Insomma, la narrativa in base alla quale Mosca avrebbe isolato se stessa dal mondo con la decisione di attaccare l’Ucraina, di fatto cozza con la realtà. E con le richieste di nuovi ingressi. E non di due due Paesi di poco conto. L’Argentina andrebbe infatti ad affiancarsi al Brasile, creando una sorta di spina dorsale alternativa all’egemonia Usa in America Latina. Mentre l’Iran, al netto delle sanzioni, porterebbe in dote uno status di bene rifugio geopolitico enorme, non fosse altro per la posizione strategica e per il ruolo chiave nei processi energetici e nucleari globali. Insomma, evitare di menzionare l’accaduto, può spiegarsi unicamente con due alternative, Scarso fiuto per le notizie o scelta strategica, quest’ultima al fine di nascondere sotto al tappeto un nuovo ordine di equilibri globali che nasce. E cresce.

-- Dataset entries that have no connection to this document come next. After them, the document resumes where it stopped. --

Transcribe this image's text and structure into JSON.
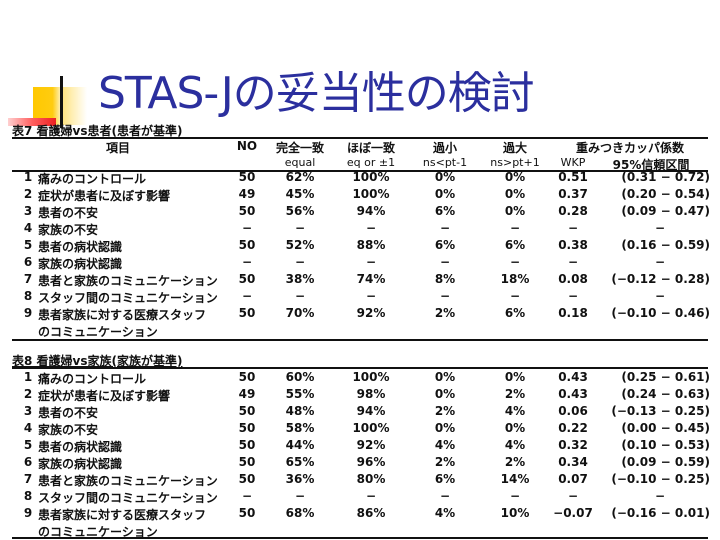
{
  "slide": {
    "title": "STAS-Jの妥当性の検討",
    "title_color": "#2b2f9e"
  },
  "headers": {
    "item": "項目",
    "no": "NO",
    "equal": "完全一致",
    "equal_sub": "equal",
    "approx": "ほぼ一致",
    "approx_sub": "eq or ±1",
    "under": "過小",
    "under_sub": "ns<pt-1",
    "over": "過大",
    "over_sub": "ns>pt+1",
    "kappa": "重みつきカッパ係数",
    "wkp": "WKP",
    "ci": "95%信頼区間"
  },
  "table7": {
    "caption": "表7 看護婦vs患者(患者が基準)",
    "rows": [
      {
        "num": "1",
        "item": "痛みのコントロール",
        "item2": "",
        "no": "50",
        "equal": "62%",
        "approx": "100%",
        "under": "0%",
        "over": "0%",
        "wkp": "0.51",
        "ci": "(0.31 − 0.72)"
      },
      {
        "num": "2",
        "item": "症状が患者に及ぼす影響",
        "item2": "",
        "no": "49",
        "equal": "45%",
        "approx": "100%",
        "under": "0%",
        "over": "0%",
        "wkp": "0.37",
        "ci": "(0.20 − 0.54)"
      },
      {
        "num": "3",
        "item": "患者の不安",
        "item2": "",
        "no": "50",
        "equal": "56%",
        "approx": "94%",
        "under": "6%",
        "over": "0%",
        "wkp": "0.28",
        "ci": "(0.09 − 0.47)"
      },
      {
        "num": "4",
        "item": "家族の不安",
        "item2": "",
        "no": "−",
        "equal": "−",
        "approx": "−",
        "under": "−",
        "over": "−",
        "wkp": "−",
        "ci": "−"
      },
      {
        "num": "5",
        "item": "患者の病状認識",
        "item2": "",
        "no": "50",
        "equal": "52%",
        "approx": "88%",
        "under": "6%",
        "over": "6%",
        "wkp": "0.38",
        "ci": "(0.16 − 0.59)"
      },
      {
        "num": "6",
        "item": "家族の病状認識",
        "item2": "",
        "no": "−",
        "equal": "−",
        "approx": "−",
        "under": "−",
        "over": "−",
        "wkp": "−",
        "ci": "−"
      },
      {
        "num": "7",
        "item": "患者と家族のコミュニケーション",
        "item2": "",
        "no": "50",
        "equal": "38%",
        "approx": "74%",
        "under": "8%",
        "over": "18%",
        "wkp": "0.08",
        "ci": "(−0.12 − 0.28)"
      },
      {
        "num": "8",
        "item": "スタッフ間のコミュニケーション",
        "item2": "",
        "no": "−",
        "equal": "−",
        "approx": "−",
        "under": "−",
        "over": "−",
        "wkp": "−",
        "ci": "−"
      },
      {
        "num": "9",
        "item": "患者家族に対する医療スタッフ",
        "item2": "のコミュニケーション",
        "no": "50",
        "equal": "70%",
        "approx": "92%",
        "under": "2%",
        "over": "6%",
        "wkp": "0.18",
        "ci": "(−0.10 − 0.46)"
      }
    ]
  },
  "table8": {
    "caption": "表8 看護婦vs家族(家族が基準)",
    "rows": [
      {
        "num": "1",
        "item": "痛みのコントロール",
        "item2": "",
        "no": "50",
        "equal": "60%",
        "approx": "100%",
        "under": "0%",
        "over": "0%",
        "wkp": "0.43",
        "ci": "(0.25 − 0.61)"
      },
      {
        "num": "2",
        "item": "症状が患者に及ぼす影響",
        "item2": "",
        "no": "49",
        "equal": "55%",
        "approx": "98%",
        "under": "0%",
        "over": "2%",
        "wkp": "0.43",
        "ci": "(0.24 − 0.63)"
      },
      {
        "num": "3",
        "item": "患者の不安",
        "item2": "",
        "no": "50",
        "equal": "48%",
        "approx": "94%",
        "under": "2%",
        "over": "4%",
        "wkp": "0.06",
        "ci": "(−0.13 − 0.25)"
      },
      {
        "num": "4",
        "item": "家族の不安",
        "item2": "",
        "no": "50",
        "equal": "58%",
        "approx": "100%",
        "under": "0%",
        "over": "0%",
        "wkp": "0.22",
        "ci": "(0.00 − 0.45)"
      },
      {
        "num": "5",
        "item": "患者の病状認識",
        "item2": "",
        "no": "50",
        "equal": "44%",
        "approx": "92%",
        "under": "4%",
        "over": "4%",
        "wkp": "0.32",
        "ci": "(0.10 − 0.53)"
      },
      {
        "num": "6",
        "item": "家族の病状認識",
        "item2": "",
        "no": "50",
        "equal": "65%",
        "approx": "96%",
        "under": "2%",
        "over": "2%",
        "wkp": "0.34",
        "ci": "(0.09 − 0.59)"
      },
      {
        "num": "7",
        "item": "患者と家族のコミュニケーション",
        "item2": "",
        "no": "50",
        "equal": "36%",
        "approx": "80%",
        "under": "6%",
        "over": "14%",
        "wkp": "0.07",
        "ci": "(−0.10 − 0.25)"
      },
      {
        "num": "8",
        "item": "スタッフ間のコミュニケーション",
        "item2": "",
        "no": "−",
        "equal": "−",
        "approx": "−",
        "under": "−",
        "over": "−",
        "wkp": "−",
        "ci": "−"
      },
      {
        "num": "9",
        "item": "患者家族に対する医療スタッフ",
        "item2": "のコミュニケーション",
        "no": "50",
        "equal": "68%",
        "approx": "86%",
        "under": "4%",
        "over": "10%",
        "wkp": "−0.07",
        "ci": "(−0.16 − 0.01)"
      }
    ]
  }
}
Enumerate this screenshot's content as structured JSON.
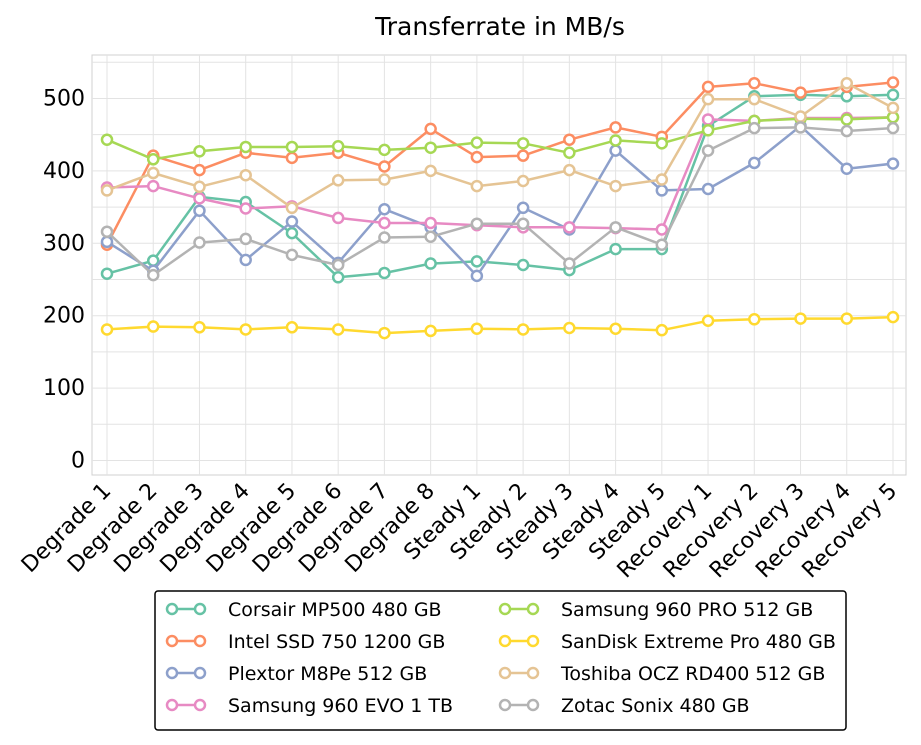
{
  "chart_data": {
    "type": "line",
    "title": "Transferrate in MB/s",
    "xlabel": "",
    "ylabel": "",
    "ylim": [
      -20,
      560
    ],
    "yticks": [
      0,
      100,
      200,
      300,
      400,
      500
    ],
    "grid": true,
    "legend_position": "bottom",
    "categories": [
      "Degrade 1",
      "Degrade 2",
      "Degrade 3",
      "Degrade 4",
      "Degrade 5",
      "Degrade 6",
      "Degrade 7",
      "Degrade 8",
      "Steady 1",
      "Steady 2",
      "Steady 3",
      "Steady 4",
      "Steady 5",
      "Recovery 1",
      "Recovery 2",
      "Recovery 3",
      "Recovery 4",
      "Recovery 5"
    ],
    "series": [
      {
        "name": "Corsair MP500 480 GB",
        "color": "#66c2a5",
        "values": [
          258,
          276,
          364,
          357,
          314,
          253,
          259,
          272,
          275,
          270,
          263,
          292,
          292,
          462,
          503,
          505,
          503,
          505
        ]
      },
      {
        "name": "Intel SSD 750 1200 GB",
        "color": "#fc8d62",
        "values": [
          298,
          421,
          401,
          425,
          418,
          425,
          406,
          458,
          419,
          421,
          443,
          460,
          447,
          516,
          521,
          508,
          516,
          522
        ]
      },
      {
        "name": "Plextor M8Pe 512 GB",
        "color": "#8da0cb",
        "values": [
          302,
          262,
          345,
          277,
          330,
          273,
          347,
          322,
          255,
          349,
          319,
          428,
          373,
          375,
          411,
          462,
          403,
          410
        ]
      },
      {
        "name": "Samsung 960 EVO 1 TB",
        "color": "#e78ac3",
        "values": [
          377,
          379,
          362,
          348,
          351,
          335,
          328,
          328,
          325,
          322,
          322,
          321,
          319,
          471,
          469,
          473,
          473,
          474
        ]
      },
      {
        "name": "Samsung 960 PRO 512 GB",
        "color": "#a6d854",
        "values": [
          443,
          416,
          427,
          433,
          433,
          434,
          429,
          432,
          439,
          438,
          425,
          442,
          438,
          456,
          469,
          472,
          471,
          474
        ]
      },
      {
        "name": "SanDisk Extreme Pro 480 GB",
        "color": "#ffd92f",
        "values": [
          181,
          185,
          184,
          181,
          184,
          181,
          176,
          179,
          182,
          181,
          183,
          182,
          180,
          193,
          195,
          196,
          196,
          198
        ]
      },
      {
        "name": "Toshiba OCZ RD400 512 GB",
        "color": "#e5c494",
        "values": [
          373,
          397,
          378,
          394,
          349,
          387,
          388,
          400,
          379,
          386,
          401,
          379,
          388,
          499,
          499,
          475,
          521,
          487
        ]
      },
      {
        "name": "Zotac Sonix 480 GB",
        "color": "#b3b3b3",
        "values": [
          316,
          256,
          301,
          306,
          284,
          270,
          308,
          309,
          327,
          327,
          272,
          322,
          298,
          428,
          459,
          460,
          455,
          459
        ]
      }
    ]
  }
}
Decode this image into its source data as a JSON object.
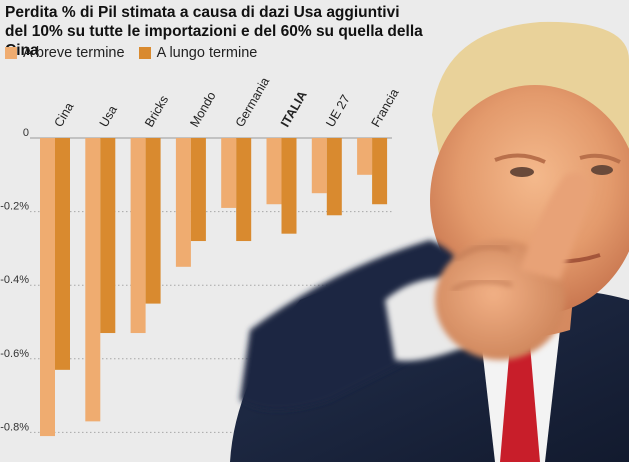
{
  "title_lines": [
    "Perdita % di Pil stimata a causa di dazi Usa aggiuntivi",
    "del 10% su tutte le importazioni e del 60% su quella della Cina"
  ],
  "legend": [
    {
      "label": "A breve termine",
      "color": "#efac70"
    },
    {
      "label": "A lungo termine",
      "color": "#d98a2f"
    }
  ],
  "photo_icon": "pointing-man-photo",
  "chart_data": {
    "type": "bar",
    "title": "Perdita % di Pil stimata a causa di dazi Usa aggiuntivi del 10% su tutte le importazioni e del 60% su quella della Cina",
    "xlabel": "",
    "ylabel": "",
    "categories": [
      "Cina",
      "Usa",
      "Bricks",
      "Mondo",
      "Germania",
      "ITALIA",
      "UE 27",
      "Francia"
    ],
    "highlight_category": "ITALIA",
    "series": [
      {
        "name": "A breve termine",
        "color": "#efac70",
        "values": [
          -0.81,
          -0.77,
          -0.53,
          -0.35,
          -0.19,
          -0.18,
          -0.15,
          -0.1
        ]
      },
      {
        "name": "A lungo termine",
        "color": "#d98a2f",
        "values": [
          -0.63,
          -0.53,
          -0.45,
          -0.28,
          -0.28,
          -0.26,
          -0.21,
          -0.18
        ]
      }
    ],
    "y_ticks": [
      0,
      -0.2,
      -0.4,
      -0.6,
      -0.8
    ],
    "y_tick_labels": [
      "0",
      "-0.2%",
      "-0.4%",
      "-0.6%",
      "-0.8%"
    ],
    "ylim": [
      -0.8,
      0
    ],
    "grid": "dotted horizontal",
    "legend_position": "top-left"
  }
}
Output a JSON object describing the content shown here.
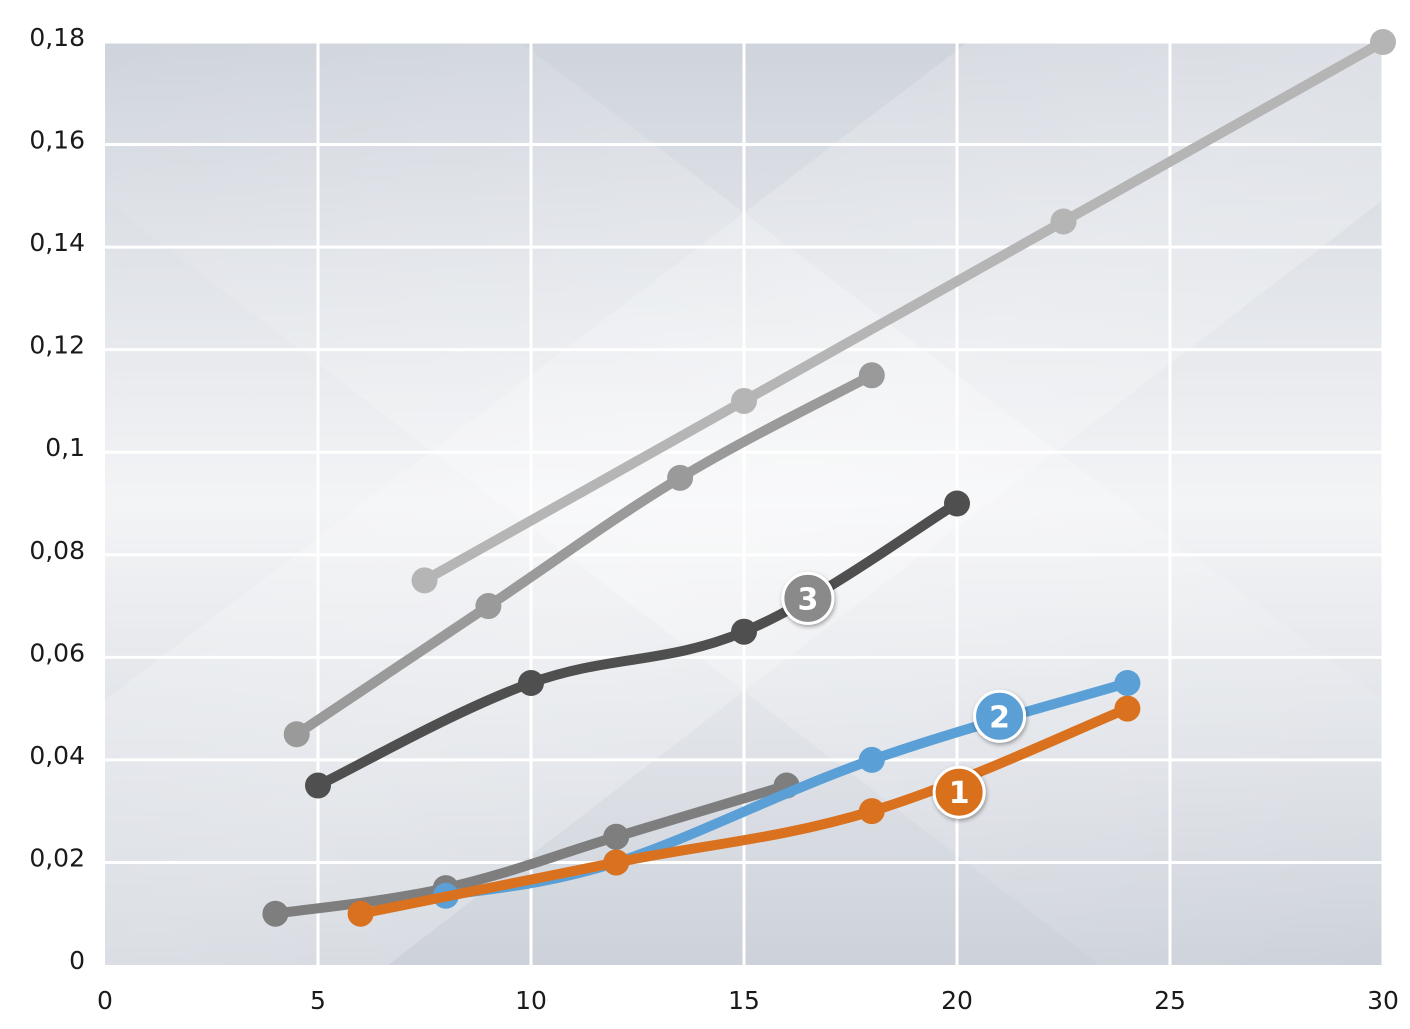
{
  "chart_data": {
    "type": "line",
    "title": "",
    "xlabel": "",
    "ylabel": "",
    "xlim": [
      0,
      30
    ],
    "ylim": [
      0,
      0.18
    ],
    "x_ticks": [
      0,
      5,
      10,
      15,
      20,
      25,
      30
    ],
    "x_tick_labels": [
      "0",
      "5",
      "10",
      "15",
      "20",
      "25",
      "30"
    ],
    "y_ticks": [
      0,
      0.02,
      0.04,
      0.06,
      0.08,
      0.1,
      0.12,
      0.14,
      0.16,
      0.18
    ],
    "y_tick_labels": [
      "0",
      "0,02",
      "0,04",
      "0,06",
      "0,08",
      "0,1",
      "0,12",
      "0,14",
      "0,16",
      "0,18"
    ],
    "grid": true,
    "legend": "none",
    "series": [
      {
        "color": "#d9711f",
        "badge": "1",
        "badge_at": [
          20.05,
          0.0337
        ],
        "points": [
          [
            6,
            0.01
          ],
          [
            12,
            0.02
          ],
          [
            18,
            0.03
          ],
          [
            24,
            0.05
          ]
        ]
      },
      {
        "color": "#5a9fd6",
        "badge": "2",
        "badge_at": [
          21,
          0.0485
        ],
        "points": [
          [
            8,
            0.0135
          ],
          [
            12,
            0.02
          ],
          [
            18,
            0.04
          ],
          [
            24,
            0.055
          ]
        ]
      },
      {
        "color": "#4f4f4f",
        "badge": "3",
        "badge_badge_color": "#8a8a8a",
        "badge_at": [
          16.5,
          0.0715
        ],
        "points": [
          [
            5,
            0.035
          ],
          [
            10,
            0.055
          ],
          [
            15,
            0.065
          ],
          [
            20,
            0.09
          ]
        ]
      },
      {
        "color": "#7e7e7e",
        "points": [
          [
            4,
            0.01
          ],
          [
            8,
            0.015
          ],
          [
            12,
            0.025
          ],
          [
            16,
            0.035
          ]
        ]
      },
      {
        "color": "#9a9a9a",
        "points": [
          [
            4.5,
            0.045
          ],
          [
            9,
            0.07
          ],
          [
            13.5,
            0.095
          ],
          [
            18,
            0.115
          ]
        ]
      },
      {
        "color": "#b5b5b5",
        "points": [
          [
            7.5,
            0.075
          ],
          [
            15,
            0.11
          ],
          [
            22.5,
            0.145
          ],
          [
            30,
            0.18
          ]
        ]
      }
    ]
  }
}
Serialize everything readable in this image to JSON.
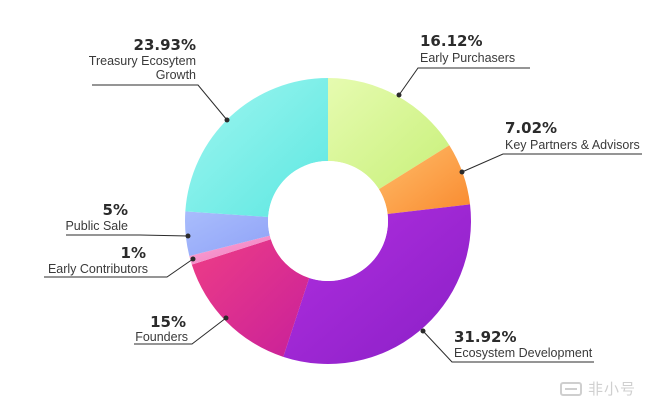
{
  "chart_data": {
    "type": "pie",
    "variant": "donut",
    "start_angle_deg": 0,
    "direction": "clockwise",
    "slices": [
      {
        "label": "Early Purchasers",
        "value": 16.12,
        "display": "16.12%",
        "color": "#c8f07a",
        "color_light": "#e6fbb0"
      },
      {
        "label": "Key Partners & Advisors",
        "value": 7.02,
        "display": "7.02%",
        "color": "#f98a2f",
        "color_light": "#ffbd6a"
      },
      {
        "label": "Ecosystem Development",
        "value": 31.92,
        "display": "31.92%",
        "color": "#8a1fc6",
        "color_light": "#b12fe0"
      },
      {
        "label": "Founders",
        "value": 15,
        "display": "15%",
        "color": "#c8209a",
        "color_light": "#ee3d86"
      },
      {
        "label": "Early Contributors",
        "value": 1,
        "display": "1%",
        "color": "#f27bbf",
        "color_light": "#f8a6d6"
      },
      {
        "label": "Public Sale",
        "value": 5,
        "display": "5%",
        "color": "#8fa2f7",
        "color_light": "#a9bdfc"
      },
      {
        "label": "Treasury Ecosytem Growth",
        "label_lines": [
          "Treasury Ecosytem",
          "Growth"
        ],
        "value": 23.93,
        "display": "23.93%",
        "color": "#5ce7e1",
        "color_light": "#9ff6f0"
      }
    ]
  },
  "watermark": {
    "text": "非小号",
    "mark_icon": "exchange-logo-icon"
  }
}
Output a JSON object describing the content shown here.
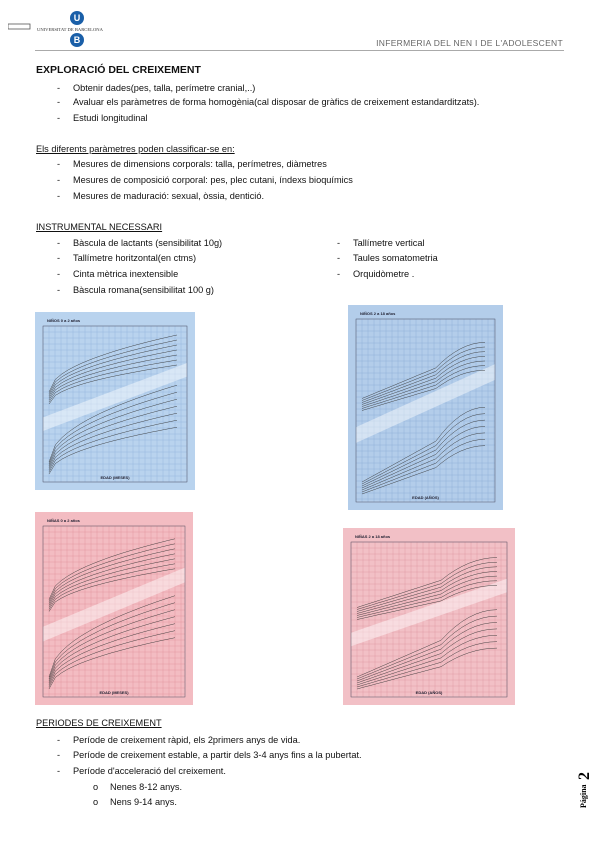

D’altronde, il default russo non ha funzionato granché a livello mediatico. Certo, il fatto che il mercato non se ne sia nemmeno accorto ha giocato la sua parte ma che qualcosa cominci a scricchiolare lo dimostra la decisione di Moody’s di intervenire per confermare l’avvenuto evento di credito. Trattandosi della medesima agenzia di rating che, proprio in ossequio alle sanzioni, aveva annunciato lo stop a ogni rilevazione sulla solvibilità di Mosca, appare sospetta questa decisione di interrompere ad hoc lo sciopero delle analisi. E l’uscita ben poco provvida di Mario Draghi nel corso della conferenza stampa finale del G7, quel chiudere la porta alla presenza fisica di Vladimir Putin al G20 in Indonesia, cui il Cremlino ha risposta in maniera diretta e durissima (Non decide Draghi se Putin andrà o meno), dovrebbe farci riflettere sul grado di esposizione ostile che il nostro Paese sta assumendo verso un intero blocco economico-politico. E non solo contro il Cremlino. Nessuno fra gli altri leader, infatti, ha messo toccato l’argomento, da cui ci dividono infatti altri cinque mesi. Con le riserve di gas al 55%, almeno stando a fonti di governo, un azzardo enorme in vista dell’autunno.
Infine, una conferma ulteriore del valore strategico da quanto sta avvenendo sottotraccia è arrivata da Basilea, sede della banca per i Regolamenti Internazionali. Ovvero, la Banca centrale delle Banche centrali. La quale ha dato via libera e annunciato l’accordo per un liquidity pool con la Banca centrale cinese denominato in renminbi, di fatto uno strumento che agirà da stimulus backstop per i Paesi dell’area asiatica. Finora, una simile facility di liquidità era garantita dalla BIS solo in dollari e il timing scelto in Svizzera sembra confermare la presa d’atto del nuovo ordine ormai consolidato. Con l’Occidente e il suo sistema finanziario impegnato in un regime sanzionatorio senza precedente, un tale strumento - alla luce dell’appoggio incondizionato di Pechino per Mosca - si configura da subito come alternativa allo SWIFT per il sistema russo. Perché la BIS apre in questo modo a Pechino, strategia o presa d’atto? Forse solo perché, a differenza dei media italiani, sa leggere la realtà.